Richard Dicker, the international justice director at Human Rights Watch, said the Trump administration was “putting the U.S. on the side of those who commit and cover up human rights abuses, not those who prosecute them.”

“Asset freezes and travel bans are for human rights violators, not prosecutors and judges seeking to bring justice for victims of serious abuses,” Mr. Dicker said after the new penalties were announced.

Another critic, William W. Burke-White, a law professor at the University of Pennsylvania, predicted that the sanctions and visa restrictions would not stop the international court’s investigation. Instead, he said, the penalties “may undermine one of the most powerful tools in the U.S. foreign policy arsenal.”

“This new sanctions regime draws strong parallels to those imposed by the U.S. in the past against terrorist groups, dictators and human rights abusers,” said Mr. Burke-White, a former State Department official during the Obama administration who has studied the international court closely.

The Trump administration has long reviled the court.

Mr. Trump’s previous national security adviser, John R. Bolton, who has been a fervent opponent of the legal body since 2002, delivered a fiery speech in September 2018 that first put the court on notice that it could be subject to American sanctions.

The Clinton administration signed the treaty that established the court in 1998, but President George W. Bush later called it invalid and never sought to join it. The Obama administration cooperated with the court on some of its investigations, including into human rights abuses in Darfur, a region of Sudan, but did not renew a push for American membership.

At Thursday’s announcement, Mr. Barr said the court was vulnerable to manipulation by “foreign powers, like Russia” but did not elaborate or give examples.

Mr. Pompeo castigated it as a “mockery.” He said the court had won only four convictions in major criminal cases since 2002, despite spending $1 billion and demanding hefty pay raises for its judges.
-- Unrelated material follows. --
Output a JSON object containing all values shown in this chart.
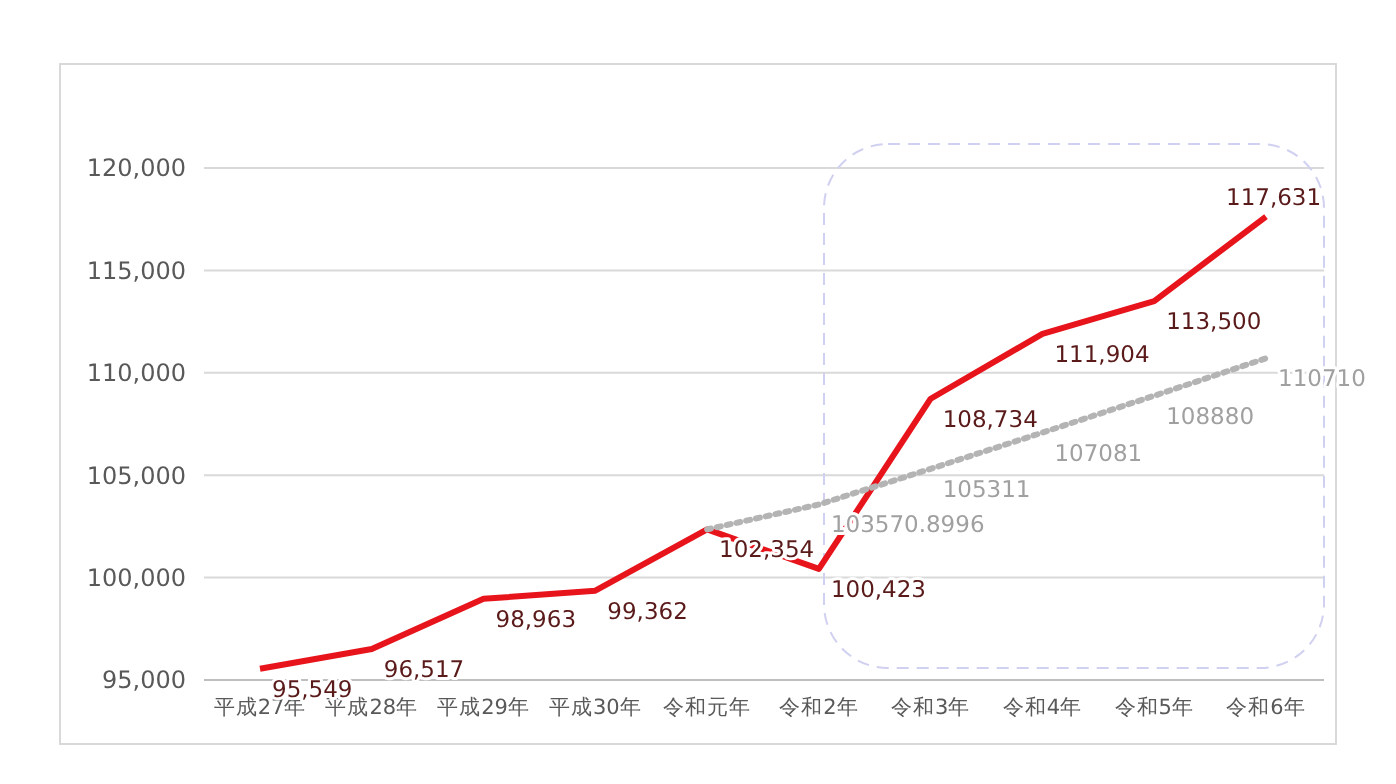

Mr. Pompeo said that reflected ineptitude and the “highly politicized nature” of a court that he said allowed hearsay as evidence, failed to guarantee a speedy trial and denied accountability to the U.S. legal system.

He warned other allies that fought with American forces in Afghanistan that “your people could be next.”

A spokesman for the international court said its officials were examining Mr. Pompeo’s statement and did not have an immediate comment.

Legal concerns aside, however, the tableau of the government’s most senior national security officials also represented a show of support for the American military at a time of tension between the Trump administration and troops.

Mr. Trump’s threat to deploy active-duty troops into American cities to control mostly peaceful demonstrations last week brought public rebukes from a number of retired senior military officers — and private calls for restraint from current Pentagon leaders. Just minutes before Thursday’s announcement, Gen. Mark. A. Milley, the chairman of the Joint Chiefs of Staff, said “it was a mistake” to participate in a photo op with Mr. Trump that was staged shortly after authorities forcibly cleared away peaceful protesters outside the White House with tear gas and rubber bullets.

The Pentagon is also torn over the issue of removing Confederate-era names from military installations. After the Marine Corps and the Navy banned Confederate flags from their facilities, the Army said it was open to stripping the names of Confederate generals from its bases. On Wednesday, Mr. Trump said he would “not even consider” it.

Both Mr. Pompeo and Mr. O’Brien made mention of their previous military service at Thursday’s announcement in vowing to protect American forces who had served in combat. Mr. Esper is also a former Army officer.

“Rest assured,” Mr. Esper said, “that the men and women of the United States Armed Forces will never appear before the I.C.C.”